Now back to the problem. Notice that there is a natural homomorphism $p: G\to E$ defined by $p(e,k)=e$. This map has a section $s: E\to G$ which is also a homomorphism defined by $s(e)=(e,f(e))$. The kernel of $p$ is $\{(0,k)\,|\,k \in K\}$. Let us write $r : K \to G$ for the homomorphism defined by $r(k) = (0,k+f(0))$ which is an isomorphism onto the kernel of $p$. Since $G$ is abelian it follows that the map defined by $u(e,k) = (e,k)\cdot_f s(p(e,k))^{-1}$ is a homomorphism.
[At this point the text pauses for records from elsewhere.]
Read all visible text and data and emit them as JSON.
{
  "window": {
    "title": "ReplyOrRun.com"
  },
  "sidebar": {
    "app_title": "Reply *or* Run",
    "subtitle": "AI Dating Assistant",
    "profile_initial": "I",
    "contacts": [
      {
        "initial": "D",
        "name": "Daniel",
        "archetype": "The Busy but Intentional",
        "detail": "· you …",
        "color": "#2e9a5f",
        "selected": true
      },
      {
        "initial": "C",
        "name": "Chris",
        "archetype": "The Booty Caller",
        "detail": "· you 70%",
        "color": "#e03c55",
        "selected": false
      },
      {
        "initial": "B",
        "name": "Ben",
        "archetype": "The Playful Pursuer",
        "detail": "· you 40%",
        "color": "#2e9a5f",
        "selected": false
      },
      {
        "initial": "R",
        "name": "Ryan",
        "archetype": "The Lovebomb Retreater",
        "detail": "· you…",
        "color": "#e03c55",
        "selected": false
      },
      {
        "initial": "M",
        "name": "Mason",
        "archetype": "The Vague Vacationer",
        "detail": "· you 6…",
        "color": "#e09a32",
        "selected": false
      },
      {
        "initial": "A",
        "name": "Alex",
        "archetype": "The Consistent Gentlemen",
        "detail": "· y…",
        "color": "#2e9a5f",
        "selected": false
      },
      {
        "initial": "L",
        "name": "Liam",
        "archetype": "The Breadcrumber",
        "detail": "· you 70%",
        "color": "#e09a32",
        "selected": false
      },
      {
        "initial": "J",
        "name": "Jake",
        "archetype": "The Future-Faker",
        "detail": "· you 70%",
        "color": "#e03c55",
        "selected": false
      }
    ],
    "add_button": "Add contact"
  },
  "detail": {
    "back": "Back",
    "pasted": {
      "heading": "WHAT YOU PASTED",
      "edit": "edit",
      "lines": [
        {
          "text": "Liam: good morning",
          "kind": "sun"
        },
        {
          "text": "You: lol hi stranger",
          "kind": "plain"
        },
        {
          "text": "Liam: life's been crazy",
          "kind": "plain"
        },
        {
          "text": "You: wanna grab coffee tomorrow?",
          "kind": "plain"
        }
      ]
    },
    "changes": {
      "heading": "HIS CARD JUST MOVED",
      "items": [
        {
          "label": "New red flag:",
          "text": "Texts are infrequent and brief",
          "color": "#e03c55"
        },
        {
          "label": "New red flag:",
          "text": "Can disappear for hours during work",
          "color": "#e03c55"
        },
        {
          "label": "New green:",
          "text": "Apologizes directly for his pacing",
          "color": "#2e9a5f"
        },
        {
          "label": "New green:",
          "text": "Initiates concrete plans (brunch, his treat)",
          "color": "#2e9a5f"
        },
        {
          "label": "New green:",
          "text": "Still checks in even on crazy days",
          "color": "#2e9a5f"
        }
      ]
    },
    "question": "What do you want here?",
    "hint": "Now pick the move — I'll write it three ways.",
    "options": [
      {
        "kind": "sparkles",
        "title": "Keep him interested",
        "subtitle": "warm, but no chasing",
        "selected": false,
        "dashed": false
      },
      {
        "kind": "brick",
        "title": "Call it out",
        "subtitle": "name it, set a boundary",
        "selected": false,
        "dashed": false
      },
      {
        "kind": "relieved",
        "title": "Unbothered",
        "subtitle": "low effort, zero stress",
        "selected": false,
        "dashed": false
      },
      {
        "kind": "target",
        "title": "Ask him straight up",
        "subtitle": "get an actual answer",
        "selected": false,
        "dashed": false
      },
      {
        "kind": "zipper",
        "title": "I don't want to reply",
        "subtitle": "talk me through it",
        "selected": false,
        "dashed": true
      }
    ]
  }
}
Now since as mentioned $r$ is an isomorphism onto the kernel of $p$ and $$p(u(e,k))= p((e,k)\cdot_f s(p(e,k))^{-1}) = p(e,k) - p(s(p(e,k))) = e-e=0$$ it follows that $u$ factors through $r$ via a homorphism $q: G\to K$. The theorem above then tells us that desired isomorphism will be $\psi : G\to E\times K$ defined by $$\psi(e,k)=(p(e,k),q(e,k))=(e,q(e,k)).$$ Now we would like an explicit formula $\psi$ and hence for $q$ and hence also for $u$. Since $s(p(e,k))=(e,f(e))$, solving $$(0,f(0)) = (e,f(e)) \cdot_f (e',k')= (e+e',f(e)+ k' + \varphi(e,e'))=(e+e',f(e)+k'+f(e+e')-f(e)-f(e'))=(e+e',k'+f(e+e')-f(e'))$$ for $e'$ and $k'$ we see that $e'=-e$ and hence $k' = f(0) - f(e -e)+f(-e)=f(-e)$ and hence $$u(e,k) = (e,k)\cdot_f (-e,f(-e)) = (0,k + f(-e) + \varphi(e,-e))=(0,k+f(-e)+f(0)-f(e)-f(-e))=(0,k + f(0)-f(e)).$$ Now since $rq=u$ solving for $q(e,k)$ in the equation $r(q(e,k))=u(e,k)$ we find that $q(e,k)=k-f(e)$ and hence $\psi(e,k)= (e,k-f(e))$.